Taylor stared out at the landscape, and she knew him well enough by now to know he was working something out in his head. She gave him a wide berth to do so, staying silent and staring out at the water until Taylor began to speak.

“When I return home, this place and all its history swallows me. This geography lives in my soul. My ancestors came here by the sea. My family’s survival depended on the bounty of the ocean, the wetlands, and these winding creeks. Our stories, myths, food, culture . . .” He paused. “It’s all here. I don’t know if it’s because of our history that we have this love affair with the land and waters that surround us, or if it’s just part of our DNA. Either way, this water is our mother’s milk. Our history races in our blood with salt water. It’s what makes us who we are. It also binds us. I feel a responsibility not only to my family, but to this boat, these waters. This place. I don’t know if we can separate one from the other.”

“Is that a bad thing?”

“No. Yes.” He shook his head. “It makes it difficult to stay and impossible to leave.”

As Harper listened to the stirring timbre in his voice and watched his eyes, the same gray-green color of the sea he loved, she was transfixed. “I understand your love of history and your feeling bound to it. I grew up schooled in the illustrious history of the James family in England. I can name each of the dozens of stiff-faced ancestors in portraits that line the halls of Greenfields Park.”

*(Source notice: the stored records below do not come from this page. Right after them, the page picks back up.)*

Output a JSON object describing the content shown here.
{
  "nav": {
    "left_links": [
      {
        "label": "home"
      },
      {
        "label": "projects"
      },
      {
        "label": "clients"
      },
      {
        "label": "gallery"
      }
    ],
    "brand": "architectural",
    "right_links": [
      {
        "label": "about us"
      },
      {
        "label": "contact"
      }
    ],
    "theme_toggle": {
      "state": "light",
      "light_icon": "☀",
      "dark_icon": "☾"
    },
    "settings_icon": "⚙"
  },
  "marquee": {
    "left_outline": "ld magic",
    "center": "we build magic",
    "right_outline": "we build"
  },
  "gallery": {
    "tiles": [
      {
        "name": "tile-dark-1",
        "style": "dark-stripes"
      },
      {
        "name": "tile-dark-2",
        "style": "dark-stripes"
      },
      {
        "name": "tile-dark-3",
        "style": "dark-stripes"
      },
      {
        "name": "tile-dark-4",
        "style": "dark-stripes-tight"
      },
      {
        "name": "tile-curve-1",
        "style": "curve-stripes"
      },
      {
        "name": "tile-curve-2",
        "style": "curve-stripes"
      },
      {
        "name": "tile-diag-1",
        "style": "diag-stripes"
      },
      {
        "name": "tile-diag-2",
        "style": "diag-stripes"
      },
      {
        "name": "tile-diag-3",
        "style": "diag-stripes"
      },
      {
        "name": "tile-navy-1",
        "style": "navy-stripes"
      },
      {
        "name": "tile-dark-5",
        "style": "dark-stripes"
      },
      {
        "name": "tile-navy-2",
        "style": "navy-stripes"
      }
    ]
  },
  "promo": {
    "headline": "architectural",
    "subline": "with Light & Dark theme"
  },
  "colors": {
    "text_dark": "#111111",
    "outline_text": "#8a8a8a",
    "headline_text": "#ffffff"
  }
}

“It must give you a strong sense of belonging.”

“Obligation.”

“That’s not the same thing, is it?”

She shook her head. “You know what I think?”

Taylor shook his head.

“I think you have a hard time leaving this place because in your heart you know this is your home.”

Taylor didn’t respond but his green eyes flickered.

“I long for a home. Growing up, I was moved from house to house but never felt I belonged in any of them. I always felt like a visitor.” She shivered. “I can’t recall even once when my mother wrapped me in her arms to hug me when I returned home from school. Or comforted me in my bed when I cried.”